“C’era una volta in America” è il titolo del celebre film di Sergio Leone che prendiamo in prestito per ricordare che oltreoceano c’erano la più grande democrazia del mondo, il rispetto dei diritti umani, il culto della libertà. E che in questa certezza siamo cresciuti quasi tutti, almeno in Occidente. Ora capita che dagli Stati Uniti arrivino notizie agghiaccianti circa i comportamenti violenti della polizia di quel Paese: secondo il gruppo non-governativo Mapping Police (riportato ieri dall’agenzia Ansa), gli agenti hanno ucciso nel solo 2023 ben 1.247 persone e oltre 9mila negli ultimi 9 anni, il più delle volte con armi da fuoco, ma anche tramite l’hogtying, pratica con cui il malcapitato si trova mani e piedi legati, a volte anche incappucciato e con un ginocchio a bloccargli il collo fino al limite del soffocamento, come avvenne per George Floyd nel 2020.



Scene molto peggiori di quelle del Far West di cinematografica memoria, dove un colpo di rivoltella poteva bastare a freddare chi contravveniva alle leggi dello sceriffo, ma molto vicine a quelle di un qualsiasi Paese di tipo dittatoriale.
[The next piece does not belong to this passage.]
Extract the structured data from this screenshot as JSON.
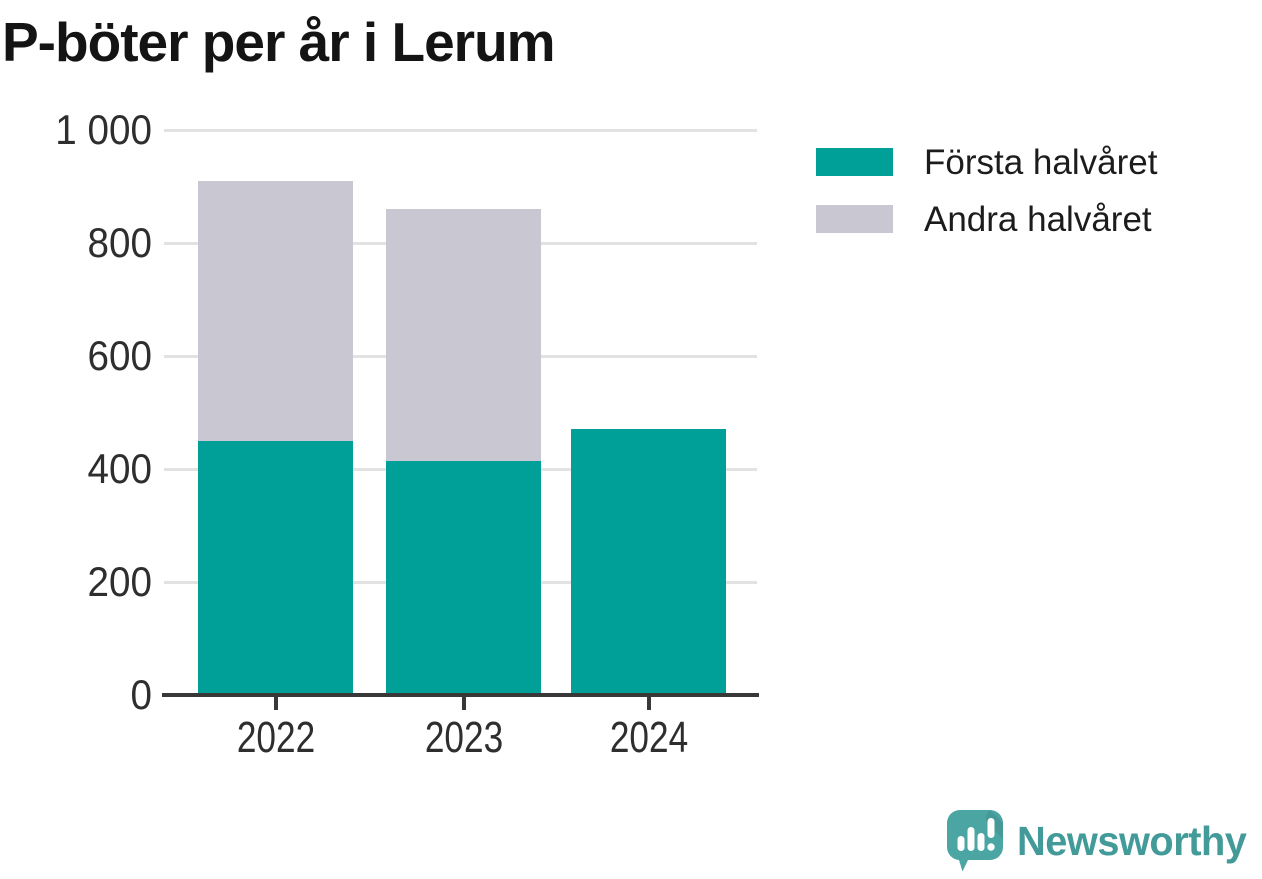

Anche perché in 2 casi su 3 tutto ha avuto origine da semplici “fermi” per disturbo della quiete pubblica e raramente i poliziotti sono finiti in carcere.



Ne è rimasto vittima anche il venticinquenne spoletino Matteo Falcinelli, ufficialmente in Florida per motivi di studio, che ha subito violenze in un locale di Miami Beach a fine febbraio scorso e la cui vicenda è balzata in cronaca solo negli ultimi giorni grazie ad un video-shock mostrato dalla madre. Pur non entrando nei particolari, per altro ancora non del tutto chiari, risulta comunque evidente come non ci troviamo di fronte ad un pericoloso italiano che si è mosso sulla scia dei mafiosi gangster anni Trenta, ma di una persona che aveva chiesto – magari in modo sopra le righe, non sappiamo – la restituzione dei due cellulari che gli erano stati trattenuti (o sequestrati?) dal proprietario del locale.
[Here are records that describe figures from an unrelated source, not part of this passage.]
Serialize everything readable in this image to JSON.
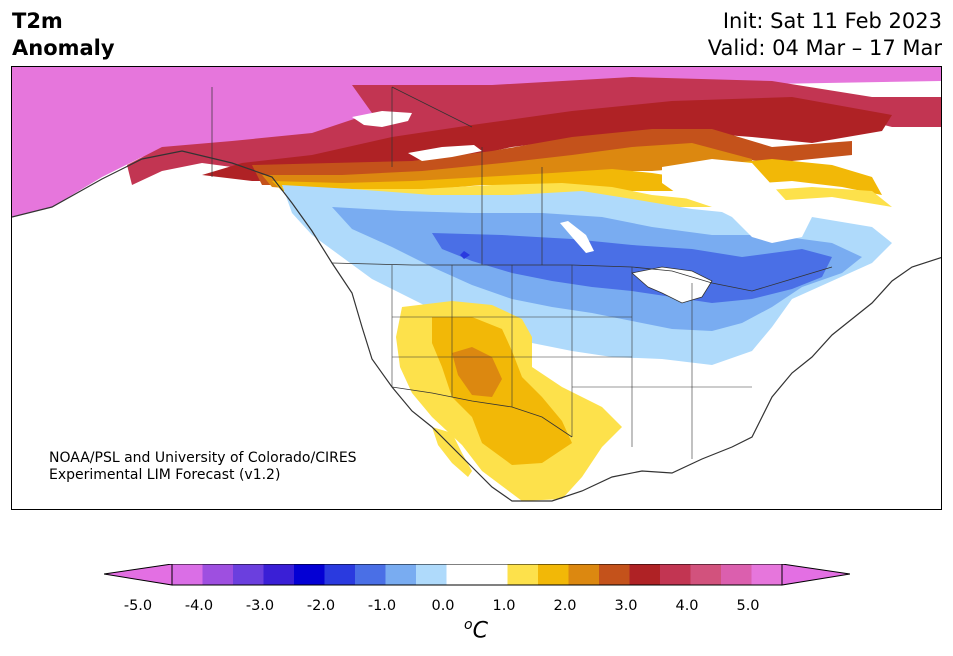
{
  "header": {
    "variable": "T2m",
    "subtitle": "Anomaly",
    "init": "Init: Sat 11 Feb 2023",
    "valid": "Valid: 04 Mar – 17 Mar"
  },
  "credit": {
    "line1": "NOAA/PSL and University of Colorado/CIRES",
    "line2": "Experimental LIM Forecast (v1.2)"
  },
  "colorbar": {
    "unit_super": "o",
    "unit_main": "C",
    "ticks": [
      "-5.0",
      "-4.0",
      "-3.0",
      "-2.0",
      "-1.0",
      "0.0",
      "1.0",
      "2.0",
      "3.0",
      "4.0",
      "5.0"
    ],
    "under_color": "#e36fe3",
    "over_color": "#e36fe3",
    "colors": [
      "#da6ee6",
      "#9e4fe0",
      "#6b3fde",
      "#3a1fd6",
      "#0400d4",
      "#2a3adf",
      "#4a6fe6",
      "#79acf1",
      "#afdafb",
      "#ffffff",
      "#ffffff",
      "#fde14b",
      "#f2b807",
      "#dc8810",
      "#c4521b",
      "#af2225",
      "#c23552",
      "#d2527d",
      "#db5fae",
      "#e676dc"
    ]
  },
  "map": {
    "region": "North America",
    "colors": {
      "extreme_warm": "#e676dc",
      "very_warm": "#c23552",
      "warm_red": "#af2225",
      "warm_orange": "#c4521b",
      "warm_amber": "#dc8810",
      "warm_gold": "#f2b807",
      "warm_yellow": "#fde14b",
      "cool_light": "#afdafb",
      "cool_mid": "#79acf1",
      "cool_blue": "#4a6fe6",
      "cool_deep": "#2a3adf",
      "land_border": "#333333"
    }
  }
}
Rimane il fatto che comportamenti lesivi della dignità umana non possono essere accettati, così come non possono esserli quelli che hanno riguardato – e probabilmente ancora riguardano – Ilaria Salis, condotta in catene e in ceppi nel tribunale di Budapest nonostante qui si tratti di una 40enne milanese – età in cui la ragione dovrebbe aver preso ormai il sopravvento sull’istinto –, per di più maestra elementare, che certo non casualmente – lei che proviene dagli ambienti della sinistra gruppettara – si sarebbe trovata ad aggredire due manifestanti nel mezzo di una sfilata di stampo nazista.
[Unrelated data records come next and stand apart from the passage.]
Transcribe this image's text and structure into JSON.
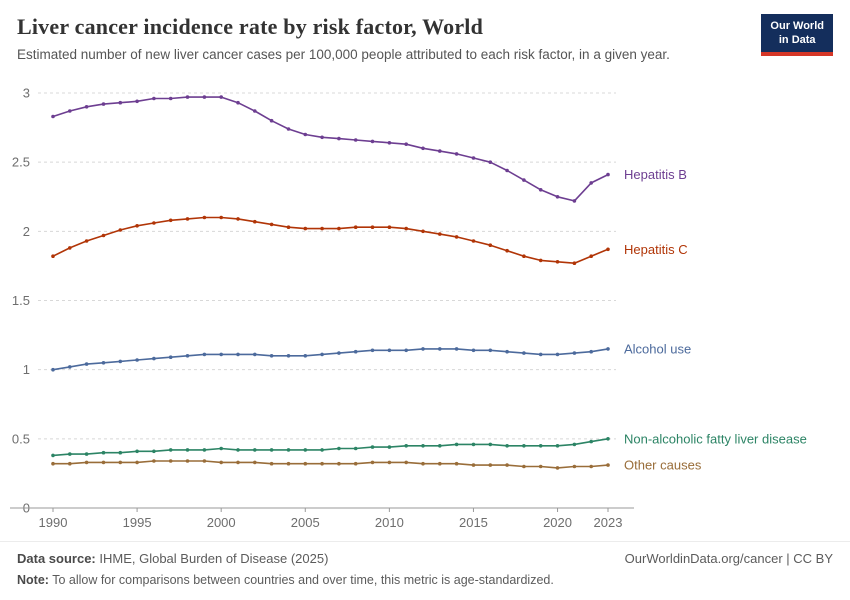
{
  "header": {
    "title": "Liver cancer incidence rate by risk factor, World",
    "subtitle": "Estimated number of new liver cancer cases per 100,000 people attributed to each risk factor, in a given year.",
    "logo_line1": "Our World",
    "logo_line2": "in Data"
  },
  "style": {
    "gridline_color": "#d8d8d8",
    "axis_color": "#9a9a9a",
    "tick_label_color": "#6e6e6e",
    "logo_bg": "#142e5c",
    "logo_stripe": "#d53627"
  },
  "chart_data": {
    "type": "line",
    "title": "Liver cancer incidence rate by risk factor, World",
    "xlabel": "",
    "ylabel": "",
    "xlim": [
      1990,
      2023
    ],
    "ylim": [
      0,
      3
    ],
    "grid": "horizontal-dashed",
    "legend_position": "right-end-labels",
    "x_ticks": [
      1990,
      1995,
      2000,
      2005,
      2010,
      2015,
      2020,
      2023
    ],
    "y_ticks": [
      0,
      0.5,
      1,
      1.5,
      2,
      2.5,
      3
    ],
    "x": [
      1990,
      1991,
      1992,
      1993,
      1994,
      1995,
      1996,
      1997,
      1998,
      1999,
      2000,
      2001,
      2002,
      2003,
      2004,
      2005,
      2006,
      2007,
      2008,
      2009,
      2010,
      2011,
      2012,
      2013,
      2014,
      2015,
      2016,
      2017,
      2018,
      2019,
      2020,
      2021,
      2022,
      2023
    ],
    "series": [
      {
        "name": "Hepatitis B",
        "color": "#6D3E91",
        "values": [
          2.83,
          2.87,
          2.9,
          2.92,
          2.93,
          2.94,
          2.96,
          2.96,
          2.97,
          2.97,
          2.97,
          2.93,
          2.87,
          2.8,
          2.74,
          2.7,
          2.68,
          2.67,
          2.66,
          2.65,
          2.64,
          2.63,
          2.6,
          2.58,
          2.56,
          2.53,
          2.5,
          2.44,
          2.37,
          2.3,
          2.25,
          2.22,
          2.35,
          2.41
        ]
      },
      {
        "name": "Hepatitis C",
        "color": "#B13507",
        "values": [
          1.82,
          1.88,
          1.93,
          1.97,
          2.01,
          2.04,
          2.06,
          2.08,
          2.09,
          2.1,
          2.1,
          2.09,
          2.07,
          2.05,
          2.03,
          2.02,
          2.02,
          2.02,
          2.03,
          2.03,
          2.03,
          2.02,
          2.0,
          1.98,
          1.96,
          1.93,
          1.9,
          1.86,
          1.82,
          1.79,
          1.78,
          1.77,
          1.82,
          1.87
        ]
      },
      {
        "name": "Alcohol use",
        "color": "#4C6A9C",
        "values": [
          1.0,
          1.02,
          1.04,
          1.05,
          1.06,
          1.07,
          1.08,
          1.09,
          1.1,
          1.11,
          1.11,
          1.11,
          1.11,
          1.1,
          1.1,
          1.1,
          1.11,
          1.12,
          1.13,
          1.14,
          1.14,
          1.14,
          1.15,
          1.15,
          1.15,
          1.14,
          1.14,
          1.13,
          1.12,
          1.11,
          1.11,
          1.12,
          1.13,
          1.15
        ]
      },
      {
        "name": "Non-alcoholic fatty liver disease",
        "color": "#2C8465",
        "values": [
          0.38,
          0.39,
          0.39,
          0.4,
          0.4,
          0.41,
          0.41,
          0.42,
          0.42,
          0.42,
          0.43,
          0.42,
          0.42,
          0.42,
          0.42,
          0.42,
          0.42,
          0.43,
          0.43,
          0.44,
          0.44,
          0.45,
          0.45,
          0.45,
          0.46,
          0.46,
          0.46,
          0.45,
          0.45,
          0.45,
          0.45,
          0.46,
          0.48,
          0.5
        ]
      },
      {
        "name": "Other causes",
        "color": "#996D39",
        "values": [
          0.32,
          0.32,
          0.33,
          0.33,
          0.33,
          0.33,
          0.34,
          0.34,
          0.34,
          0.34,
          0.33,
          0.33,
          0.33,
          0.32,
          0.32,
          0.32,
          0.32,
          0.32,
          0.32,
          0.33,
          0.33,
          0.33,
          0.32,
          0.32,
          0.32,
          0.31,
          0.31,
          0.31,
          0.3,
          0.3,
          0.29,
          0.3,
          0.3,
          0.31
        ]
      }
    ]
  },
  "footer": {
    "source_label": "Data source:",
    "source_text": "IHME, Global Burden of Disease (2025)",
    "link_text": "OurWorldinData.org/cancer | CC BY",
    "note_label": "Note:",
    "note_text": "To allow for comparisons between countries and over time, this metric is age-standardized."
  }
}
Due casi diversi nei particolari ma simili negli esiti, eppure le reazioni nella stampa nostrana sono state differenti: nel caso della Salis con un clamore mediatico degno di miglior causa, in quello di Matteo Falcinelli con prese di posizione meno forti, giustamente affidate a qualche interrogazione parlamentare e alle azioni messe in atto dal nostro governo nella figura del vicepremier e ministro degli Esteri Tajani.

È lecito chiedersi il motivo per cui usare due pesi e due misure. I metodi della polizia contro Matteo Falcinelli nell’epoca del “democratico” Biden sono forse meno gravi di quelli visti nei tribunali ungheresi? Sembrerebbe piuttosto il contrario. Chissà perché, viene normale pensare ai diversi colori politici dei governi cui fanno capo Usa e Ungheria, da cui derivano posizioni ideologiche che non sono poi tanto diverse da quelle che fanno scendere in piazza i manifestanti pro Palestina a senso unico, mentre tacciono sui crimini commessi in Ucraina dal potere russo di nome, sovietico di sostanza. Come minimo ci attendiamo che anche Matteo Falcinelli possa venire candidato alle europee.